On this album, the carefully but exhaustively titled Bound for Bakersfield 1953-1956: The Complete Pre-Capitol Collection, Owens is trying out different voices, different genres. He's influenced by Hank Williams, of course, but also the honky-tonk dance music of Bob Wills, and the rockabilly of Elvis Presley and Carl Perkins. You can hear this latter influence on a jumping little number like "Hot Dog." Oh, and Owens used a different name for his rockabilly move: "Hot Dog" was released under the name Corky Jones.
Sometimes the experiments failed, as experiments will. Owens was straining for a bluesy Elvis wail his vocal instrument just wouldn't allow him to achieve in a lovable bummer called "I'm Gonna Blow." Indeed.
But Owens was growing by leaps and bounds with, it can sometimes seem, every take of a song. You can hear the difference in the opening moments of two versions of one 1955 tune, one he wrote called "Right After the Dance." In the first, Owens sounds like an eager young buck, jaunty and anxious to get on with the lovemaking — and, by extension, his career.
In the finished version, a piano has been brought up front, the tempo is slightly slowed to allow for Owens to sing with more tantalizing longing.

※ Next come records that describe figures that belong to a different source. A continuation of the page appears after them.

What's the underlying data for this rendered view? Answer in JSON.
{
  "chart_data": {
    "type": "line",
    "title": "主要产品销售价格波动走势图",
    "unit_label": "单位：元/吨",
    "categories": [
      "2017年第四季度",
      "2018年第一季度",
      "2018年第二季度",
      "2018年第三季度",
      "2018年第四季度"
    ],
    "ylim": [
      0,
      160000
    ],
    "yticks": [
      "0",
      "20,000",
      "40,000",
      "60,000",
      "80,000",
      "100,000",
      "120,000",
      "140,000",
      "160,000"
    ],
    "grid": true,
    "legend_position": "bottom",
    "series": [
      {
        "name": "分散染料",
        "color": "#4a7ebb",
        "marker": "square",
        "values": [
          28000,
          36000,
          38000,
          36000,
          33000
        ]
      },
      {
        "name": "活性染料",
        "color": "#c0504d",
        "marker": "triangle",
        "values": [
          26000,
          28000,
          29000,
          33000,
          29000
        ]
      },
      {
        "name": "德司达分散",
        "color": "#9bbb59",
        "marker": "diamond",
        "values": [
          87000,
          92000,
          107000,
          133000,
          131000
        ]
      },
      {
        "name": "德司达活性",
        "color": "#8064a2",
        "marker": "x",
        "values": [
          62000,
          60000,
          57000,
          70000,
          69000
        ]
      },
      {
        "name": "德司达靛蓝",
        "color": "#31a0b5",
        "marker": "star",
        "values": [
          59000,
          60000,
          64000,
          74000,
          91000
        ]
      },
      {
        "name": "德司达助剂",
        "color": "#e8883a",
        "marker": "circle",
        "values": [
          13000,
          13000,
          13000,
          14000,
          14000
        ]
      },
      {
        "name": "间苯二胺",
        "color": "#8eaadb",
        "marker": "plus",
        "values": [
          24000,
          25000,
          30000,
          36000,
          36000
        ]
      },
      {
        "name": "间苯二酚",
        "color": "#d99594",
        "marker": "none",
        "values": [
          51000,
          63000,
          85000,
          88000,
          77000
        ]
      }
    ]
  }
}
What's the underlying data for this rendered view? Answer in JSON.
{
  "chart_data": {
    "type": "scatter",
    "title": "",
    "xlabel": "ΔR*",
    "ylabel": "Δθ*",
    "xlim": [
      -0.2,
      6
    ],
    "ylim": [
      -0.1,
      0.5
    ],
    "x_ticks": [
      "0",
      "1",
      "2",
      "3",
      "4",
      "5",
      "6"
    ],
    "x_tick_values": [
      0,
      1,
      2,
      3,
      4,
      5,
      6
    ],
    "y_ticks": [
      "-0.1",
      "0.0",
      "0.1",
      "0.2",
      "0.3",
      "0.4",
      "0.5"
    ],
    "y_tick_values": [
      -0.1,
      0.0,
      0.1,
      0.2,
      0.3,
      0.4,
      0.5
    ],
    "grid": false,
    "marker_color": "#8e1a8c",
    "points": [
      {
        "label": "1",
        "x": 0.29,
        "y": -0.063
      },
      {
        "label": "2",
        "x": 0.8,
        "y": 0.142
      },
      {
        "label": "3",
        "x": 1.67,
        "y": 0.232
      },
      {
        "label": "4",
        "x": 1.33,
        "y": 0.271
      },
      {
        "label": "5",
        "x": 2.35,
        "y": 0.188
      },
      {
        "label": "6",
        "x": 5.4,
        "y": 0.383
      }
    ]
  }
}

He's taken a leap in confidence, singing with open-throated assertiveness. What goes on after this dance is probably going to make his partner happier than she might have been with the anxious guy from the previous version.
For me, the high point of this collection is a song called "There Goes My Love." Released on Pep Records to resounding indifference, "There Goes My Love" is a wonderfully simple yet emotionally complex song. A lamentation of regret for the one that got away, it's Buck Owens glimpsing on the street the first girl he fell in love with. Rather than indulge in youthful arrogance and dismiss her as someone who doesn't know what she missed, he spends the brief length of the song listing the specific things he misses most: the arms that held him tight, the lips he used to kiss goodnight. With a pedal-steel guitar keening behind him, his voice rises up to meet the challenge of the sadness he wants to convey.
Soon enough, Buck Owens would become the sensation of California country music, moving back and forth between Bakersfield and Hollywood to record hit after hit after hit. We're lucky to have this documentation of what happened before that: of his diligent work habits and the restless ambition that would eventually yield a sound as distinctive as any in country music history.